Стол был завален книгами.
Я провел носком по мозаике на полу.
— Весь ваш город внутри одного здания?
— Да, он уходит глубоко в гору.
— Понимаю, — сказал я, ничего не понимая.
— Начнем вашу дружбу с Высоким Языком?
В последующие три недели, когда я пытался уснуть, у меня перед глазами мельтешили буквы-букашки. Бирюзовый бассейн неба, когда я поднимал к нему взгляд, покрывался рябью каллиграфии.
Я выпивал за работой галлоны кофе и смешивал коктейли из бензедрина с шампанским.
Каждое утро М'Квайе учила меня по два часа, иногда еще по вечерам. Остальные четырнадцать часов я занимался сам.
А ночью лифт времени уносил меня на самое дно…
Мне снова шесть лет, я учу древнееврейский, греческий, латинский, арамейский.
В десять я украдкой поглядываю в «Илиаду». Когда отец не источал адский огонь или братскую любовь, он учил меня раскапывать слова в оригинале.

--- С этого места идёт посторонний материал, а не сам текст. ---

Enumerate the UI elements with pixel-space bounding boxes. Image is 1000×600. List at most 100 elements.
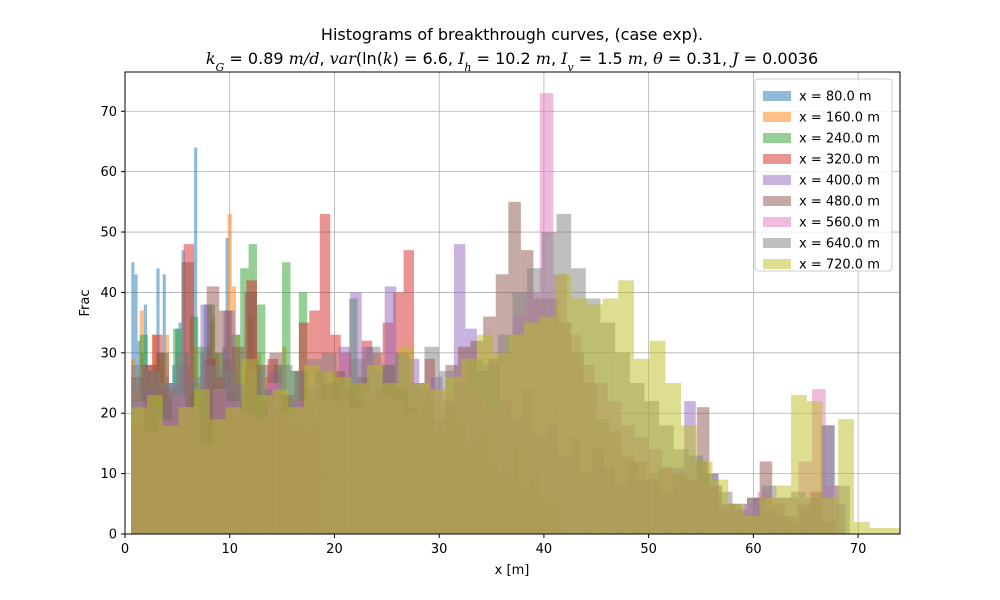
legend-entry: x = 720.0 m: [763, 258, 880, 273]
x-tick-label: 50: [640, 542, 657, 557]
plot-frame: [124, 71, 901, 535]
legend-swatch: [763, 238, 791, 248]
subtitle-part: I: [560, 49, 568, 68]
x-axis-label: x [m]: [495, 563, 530, 578]
histogram-bar: [162, 425, 179, 534]
y-axis-label: Frac: [78, 290, 93, 317]
chart-title: Histograms of breakthrough curves, (case…: [321, 25, 703, 44]
y-tick-label: 0: [109, 528, 117, 543]
histogram-bar: [838, 419, 854, 534]
x-tick-label: 20: [326, 542, 343, 557]
x-tick-label: 10: [221, 542, 238, 557]
y-tick-label: 10: [100, 467, 117, 482]
legend-swatch: [763, 91, 791, 101]
legend-entry: x = 80.0 m: [763, 90, 872, 105]
y-tick-label: 20: [100, 407, 117, 422]
histogram-bar: [586, 304, 603, 534]
subtitle-part: = 0.31,: [663, 49, 732, 68]
histogram-bar: [791, 395, 807, 534]
subtitle-part: m/d: [289, 49, 320, 68]
legend-entry: x = 480.0 m: [763, 195, 880, 210]
y-tick-label: 40: [100, 286, 117, 301]
histogram-bar: [398, 346, 415, 534]
histogram-bar: [335, 376, 352, 534]
histogram-bar: [492, 352, 509, 534]
subtitle-part: θ: [653, 49, 663, 68]
series-9: [131, 274, 900, 534]
legend-swatch: [763, 217, 791, 227]
x-tick-label: 60: [745, 542, 762, 557]
legend-entry: x = 640.0 m: [763, 237, 880, 252]
histogram-bar: [382, 383, 399, 534]
histogram-bar: [429, 389, 446, 534]
histogram-bar: [712, 479, 729, 534]
subtitle-part: I: [457, 49, 465, 68]
histogram-bar: [351, 383, 367, 534]
legend-label: x = 320.0 m: [799, 153, 880, 168]
subtitle-part: ,: [319, 49, 329, 68]
subtitle-part: k: [206, 49, 216, 68]
legend-label: x = 240.0 m: [799, 132, 880, 147]
legend-swatch: [763, 154, 791, 164]
histogram-bar: [241, 358, 257, 534]
histogram-bar: [618, 280, 634, 534]
histogram-bar: [885, 527, 900, 534]
histogram-bar: [743, 515, 760, 534]
histogram-bar: [649, 340, 666, 534]
legend: x = 80.0 m x = 160.0 m x = 240.0 m x = 320.…: [754, 78, 893, 273]
legend-label: x = 160.0 m: [799, 111, 880, 126]
y-tick-label: 60: [100, 165, 117, 180]
subtitle-part: = 0.89: [224, 49, 288, 68]
legend-label: x = 720.0 m: [799, 258, 880, 273]
histogram-bar: [869, 527, 886, 534]
subtitle-part: = 10.2: [472, 49, 536, 68]
legend-swatch: [763, 133, 791, 143]
histogram-bar: [209, 419, 226, 534]
legend-label: x = 480.0 m: [799, 195, 880, 210]
subtitle-part: = 1.5: [574, 49, 628, 68]
subtitle-part: m: [536, 49, 551, 68]
legend-label: x = 80.0 m: [799, 90, 872, 105]
subtitle-part: ,: [643, 49, 653, 68]
histogram-bar: [696, 461, 713, 534]
subtitle-part: k: [383, 49, 393, 68]
histogram-bar: [319, 370, 336, 534]
legend-entry: x = 160.0 m: [763, 111, 880, 126]
histogram-bars: [131, 93, 900, 535]
chart-subtitle: kG = 0.89 m/d, var(ln(k) = 6.6, Ih = 10.…: [206, 49, 818, 74]
legend-entry: x = 400.0 m: [763, 174, 880, 189]
x-tick-label: 70: [850, 542, 867, 557]
histogram-bar: [225, 407, 242, 534]
histogram-bar: [555, 274, 572, 534]
x-tick-label: 0: [121, 542, 129, 557]
subtitle-part: ,: [551, 49, 561, 68]
histogram-bar: [806, 401, 823, 534]
histogram-bar: [728, 503, 744, 534]
y-tick-label: 70: [100, 105, 117, 120]
legend-label: x = 400.0 m: [799, 174, 880, 189]
x-tick-label: 40: [536, 542, 553, 557]
histogram-bar: [288, 407, 305, 534]
legend-label: x = 560.0 m: [799, 216, 880, 231]
x-tick-label: 30: [431, 542, 448, 557]
y-tick-label: 50: [100, 226, 117, 241]
legend-swatch: [763, 259, 791, 269]
histogram-bar: [178, 407, 195, 534]
histogram-bar: [272, 389, 289, 534]
histogram-bar: [461, 358, 477, 534]
histogram-bar: [539, 316, 556, 534]
subtitle-part: (ln(: [356, 49, 383, 68]
histogram-bar: [759, 497, 776, 534]
histogram-bar: [775, 485, 792, 534]
histogram-bar: [665, 383, 682, 534]
histogram-bar: [131, 407, 147, 534]
subtitle-part: v: [567, 61, 574, 74]
legend-entry: x = 320.0 m: [763, 153, 880, 168]
subtitle-part: G: [216, 61, 225, 74]
histogram-bar: [681, 425, 697, 534]
histogram-bar: [445, 376, 462, 534]
subtitle-part: m: [628, 49, 643, 68]
histogram-bar: [366, 364, 383, 534]
histogram-bar: [508, 334, 525, 534]
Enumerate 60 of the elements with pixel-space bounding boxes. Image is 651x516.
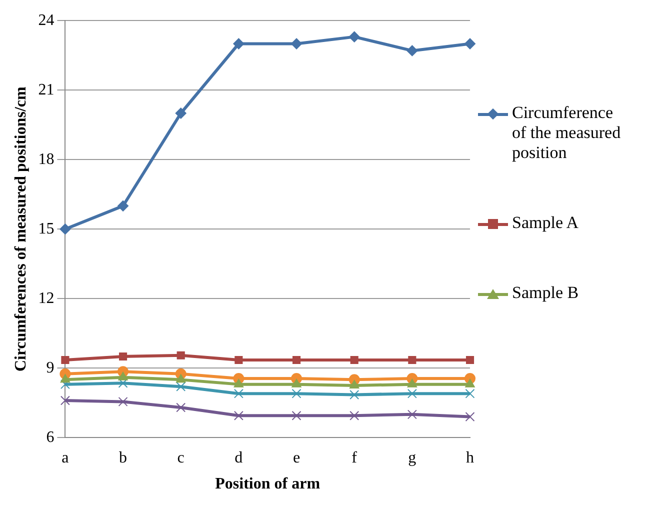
point (350, 410, 360, 420)
point (407, 378, 417, 388)
y-tick-label: 15 (38, 220, 54, 238)
point (465, 388, 475, 398)
y-tick-label: 9 (46, 359, 54, 376)
point (406, 45, 418, 56)
point (61, 356, 70, 364)
x-tick-label: e (292, 449, 300, 466)
point (465, 412, 475, 422)
legend-label: Sample B (512, 283, 579, 303)
point (234, 388, 244, 398)
x-tick-label: b (119, 449, 128, 466)
point (176, 402, 186, 412)
point (291, 38, 302, 50)
point (292, 388, 302, 398)
point (118, 378, 128, 388)
point (350, 356, 358, 364)
x-tick-label: d (234, 449, 243, 466)
point (292, 378, 302, 388)
point (350, 390, 360, 400)
point (60, 224, 71, 235)
point (118, 372, 128, 380)
point (292, 410, 302, 420)
y-tick-label: 12 (38, 290, 54, 307)
point (464, 38, 476, 50)
legend-label: Circumference of the measured position (512, 103, 622, 163)
point (348, 31, 360, 42)
point (176, 351, 185, 360)
point (292, 356, 301, 364)
point (234, 356, 243, 364)
point (176, 374, 186, 383)
x-tick-label: c (177, 449, 184, 466)
point (408, 356, 416, 364)
legend-label: Sample A (512, 213, 579, 233)
y-tick-label: 18 (38, 150, 54, 168)
point (175, 108, 186, 119)
point (465, 378, 475, 388)
x-axis-title: Position of arm (215, 476, 321, 493)
point (60, 380, 70, 390)
y-axis-title: Circumferences of measured positions/cm (12, 86, 30, 372)
point (60, 374, 70, 383)
point (234, 410, 244, 420)
point (60, 396, 70, 406)
y-tick-label: 21 (38, 81, 54, 98)
point (118, 396, 128, 406)
y-tick-label: 6 (46, 428, 54, 446)
point (350, 380, 360, 388)
x-tick-label: h (466, 449, 474, 466)
point (234, 378, 244, 388)
y-tick-label: 24 (38, 12, 54, 29)
point (407, 410, 417, 420)
point (407, 388, 417, 398)
x-tick-label: g (408, 449, 416, 466)
point (176, 382, 186, 392)
point (118, 200, 129, 212)
x-tick-label: f (352, 449, 358, 466)
point (466, 356, 474, 364)
point (233, 38, 244, 50)
point (118, 352, 128, 361)
x-tick-label: a (62, 449, 69, 466)
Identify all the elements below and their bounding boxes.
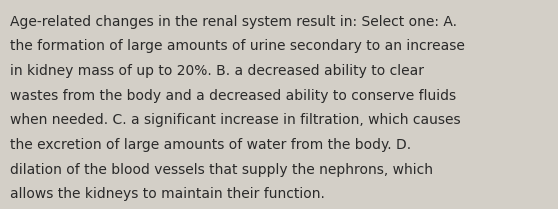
Text: in kidney mass of up to 20%. B. a decreased ability to clear: in kidney mass of up to 20%. B. a decrea… (10, 64, 424, 78)
Text: the excretion of large amounts of water from the body. D.: the excretion of large amounts of water … (10, 138, 411, 152)
Text: dilation of the blood vessels that supply the nephrons, which: dilation of the blood vessels that suppl… (10, 163, 433, 177)
Text: Age-related changes in the renal system result in: Select one: A.: Age-related changes in the renal system … (10, 15, 457, 29)
Text: wastes from the body and a decreased ability to conserve fluids: wastes from the body and a decreased abi… (10, 89, 456, 103)
Text: when needed. C. a significant increase in filtration, which causes: when needed. C. a significant increase i… (10, 113, 461, 127)
Text: the formation of large amounts of urine secondary to an increase: the formation of large amounts of urine … (10, 39, 465, 53)
Text: allows the kidneys to maintain their function.: allows the kidneys to maintain their fun… (10, 187, 325, 201)
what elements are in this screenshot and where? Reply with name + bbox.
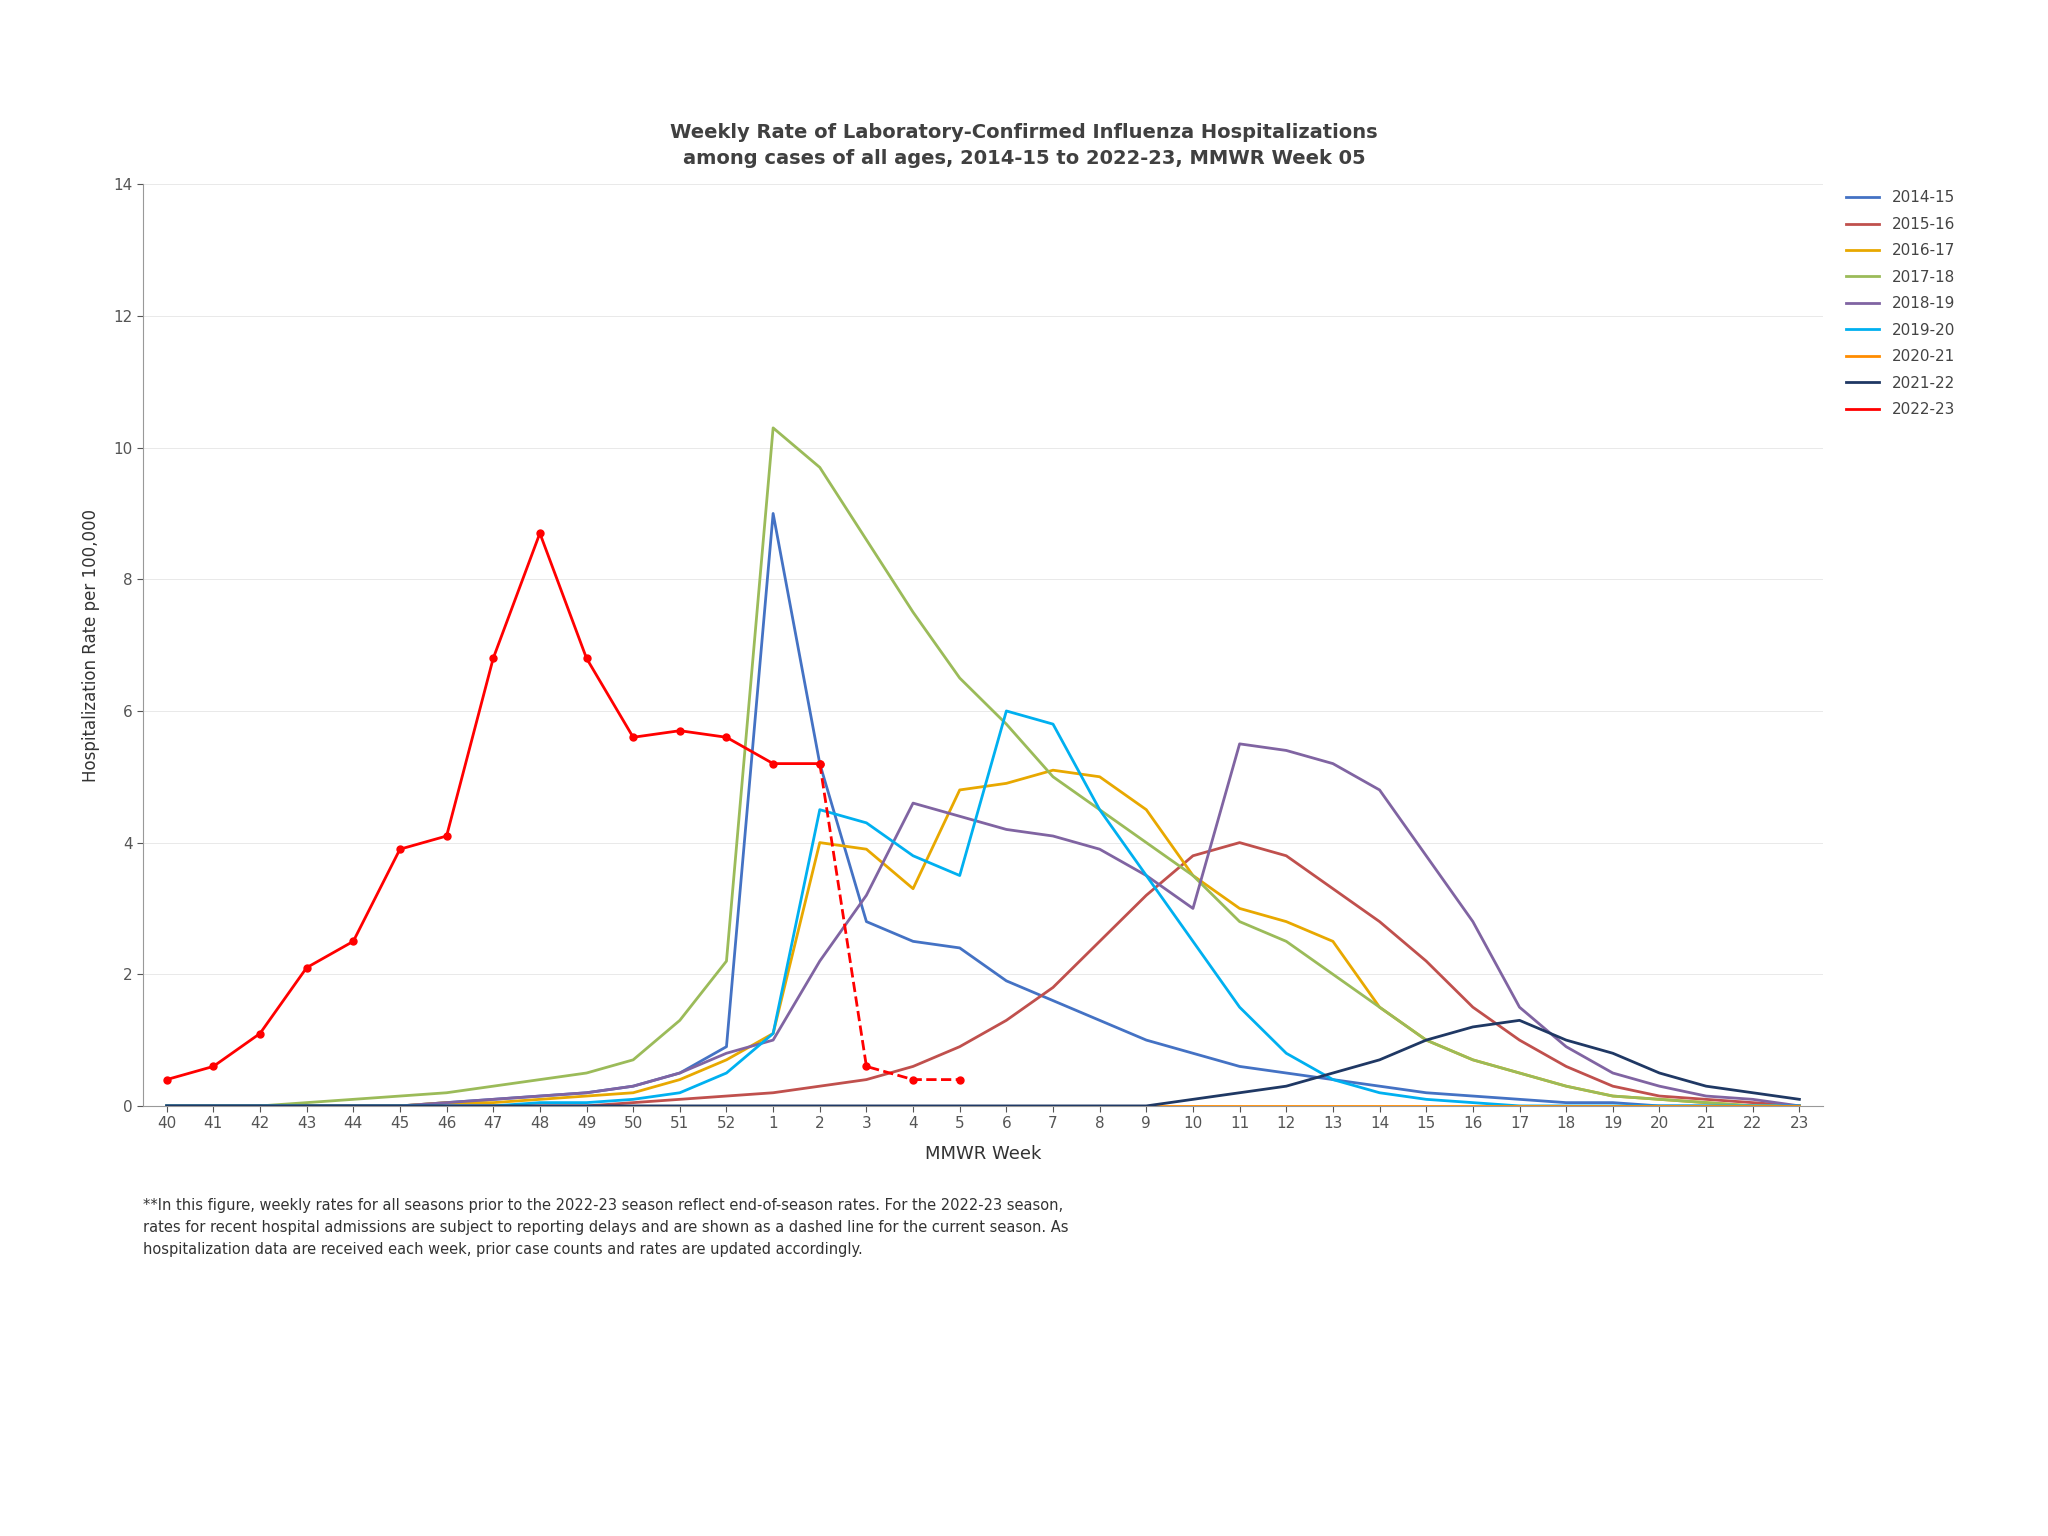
Legend: 2014-15, 2015-16, 2016-17, 2017-18, 2018-19, 2019-20, 2020-21, 2021-22, 2022-23: 2014-15, 2015-16, 2016-17, 2017-18, 2018… bbox=[1839, 184, 1960, 424]
X-axis label: MMWR Week: MMWR Week bbox=[926, 1146, 1040, 1163]
Text: Weekly Rate of Laboratory-Confirmed Influenza Hospitalizations
among cases of al: Weekly Rate of Laboratory-Confirmed Infl… bbox=[670, 123, 1378, 169]
Text: **In this figure, weekly rates for all seasons prior to the 2022-23 season refle: **In this figure, weekly rates for all s… bbox=[143, 1198, 1069, 1258]
Y-axis label: Hospitalization Rate per 100,000: Hospitalization Rate per 100,000 bbox=[82, 508, 100, 782]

Боже! Как много на свете оригиналов и как много слов! В двенадцать лет я начал замечать разницу между тем, что он проповедывал, и тем, что я читал.
Энергия его догматов сжигала все возражения.
Это хуже всякой порки. Я научился держать рот закрытым и ценить поэзию Ветхого Завета.
— Боже, прости меня! Папочка, сэр, простите! Не может быть!..
И вот, когда мальчик окончил высшую школу с наградами по французскому, немецкому, испанскому и латинскому языкам, отец заявил четырнадцатилетнему шестифутовому пугалу, что хочет видеть его священником. Я помню, как уклончиво отвечал сын.
— Сэр, — говорил я, — я хотел бы поучиться еще с годик и пройти курс теологии в каком-нибудь университете. Я еще слишком молод, чтобы сразу идти в священники.
Голос бога:
— Но у тебя дар к языкам, сын мой. Ты можешь читать молитвы на всех языках в землях Вавилона. Ты рожден быть миссионером. Ты говоришь, что еще молод, но время несется водопадом. Начни раньше, и ты будешь служить богу дольше. Представляешь, сколько дополнительных радостей тебя ожидает!
Я не могу ясно вспомнить лицо отца и никогда не мог. Может, потому, что всегда боялся смотреть на него.
Несколько лет спустя, когда он лежал в черном среди цветов, плачущих прихожан, молитв, красных лиц, носовых платков, утешающе похлопывающих рук, торжественно скорбных лиц, я смотрел на него и не узнавал.
Мы встретились за девять месяцев до моего рождения, этот незнакомец и я. Он никогда не был жесток — только строг, требователен и презрителен ко всем проступкам. Он заменял мне мать. И братьев. И сестер. Он терпел меня в приходе Святого Джона, вероятно, из-за меня.
Но я никогда не знал его; и человек, лежащий теперь на катафалке, ничего не требовал от меня. Я был свободен, я мог не проповедовать. Но теперь я хотел этого. Я хотел произнести молитву, которую никогда не произносил при его жизни.